Laying off or firing employees requires a disciplined approach. In a layoff, employers get the best results by making one significant staff reduction, not by a series of smaller cuts. “Clean house” by sacking the worst employees. Dismissing productive workers sends the wrong message to the rest of the staff. Before firing an employee, consult impartial observers and get guidance on employment law. Document all reasons for the termination. Ideally, the day of the termination will be the last day of employment. Refuse requests from canned employees to stay on the job for another week or longer.

“One of the biggest mistakes...is to accept the known and resist the unknown. You should, in fact, do exactly the opposite.”

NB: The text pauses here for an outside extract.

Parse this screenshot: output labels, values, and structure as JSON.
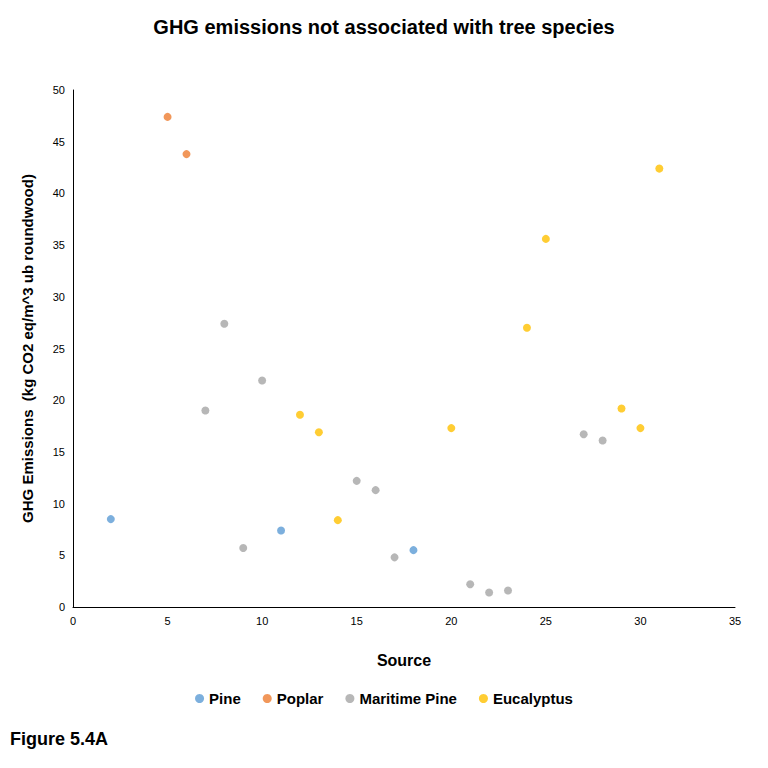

Avoid rushing the sacking process. A “rapid fire” approach is risky. Taking time to understand the poor performance of an employee may reveal problems beyond his or her control. Is the worker trying to do an “impossible job” or facing a set of vague or conflicting goals? Would the staff member face possible termination if business conditions were better? Rapid-fire advocates claim “nobody ever got fired too early.” But morally, companies should give underperforming employees one or more opportunities to improve their performance. In some jurisdictions, employers legally can fire workers “at will,” or without clear justification. But “it is still immoral to fire people without helping them understand what they need to improve.”

About the Author

Guy Kawasaki writes business management books and is a founding partner and entrepreneur –in residence at Garage Technology Ventures.